Partisans’ and Civil Elites’ Role in Supporting Military Coups: The Case of the Egyptian Elites


  •  Mohammed T. Bani Salameh    
  •  Mohammad Abdelrahman Banisalameh    
  •  Emad Shdouh    

Abstract

The study reported in the article below tried to examine partisans’ and civil elites’ role in military interventions and coups. The 2013 Egyptian coup d'état that took place on 3 July 2013 was used as a model of analysis. Concisely, this study sought to identify the defining characteristics of the partisans and civil elites who supported that military coup in Egypt, including their social origins, their level of education, their views of democracy and constitutional legitimacy as well as the nature of their allegied tie-up with the armed forces. In order to do just this, the study used Samuel Huntington's hypothesis as a theoretical framework of analysis.

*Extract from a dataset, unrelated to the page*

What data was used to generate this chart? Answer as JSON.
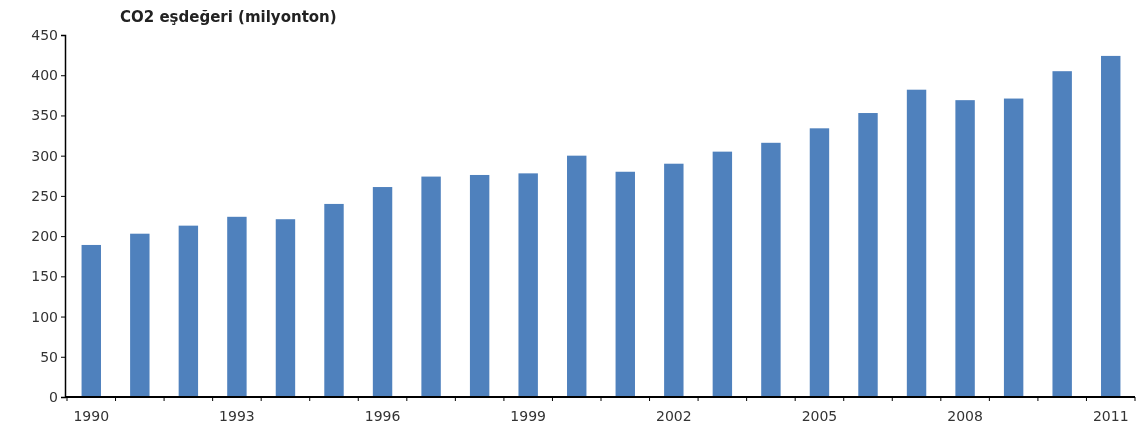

Accordingly, elites’ support for military coups underlies weakness (and therefore ineffectiveness) of the country’s civil institutions as well as absence of institutional political channels that regulate competition and conflict between parties with differing interests and resources. An immediate outcome of such a state of affairs was that partisans and civil elites had demonstrated their superiority over the army as they possessed the means of power that enabled them to impose their control. The findings of the study showed that those partisans and civil elites, formed by mechanisms based on mutual interests and wealth, are only theoretically oriented in the sense that they only accept the principles of democracy and constitutional legitimacy in the event that they lead to their arrival to power. However, if that legitimacy comes from other political currents, (e.g. The Muslim Brotherhood), they soon turn against it.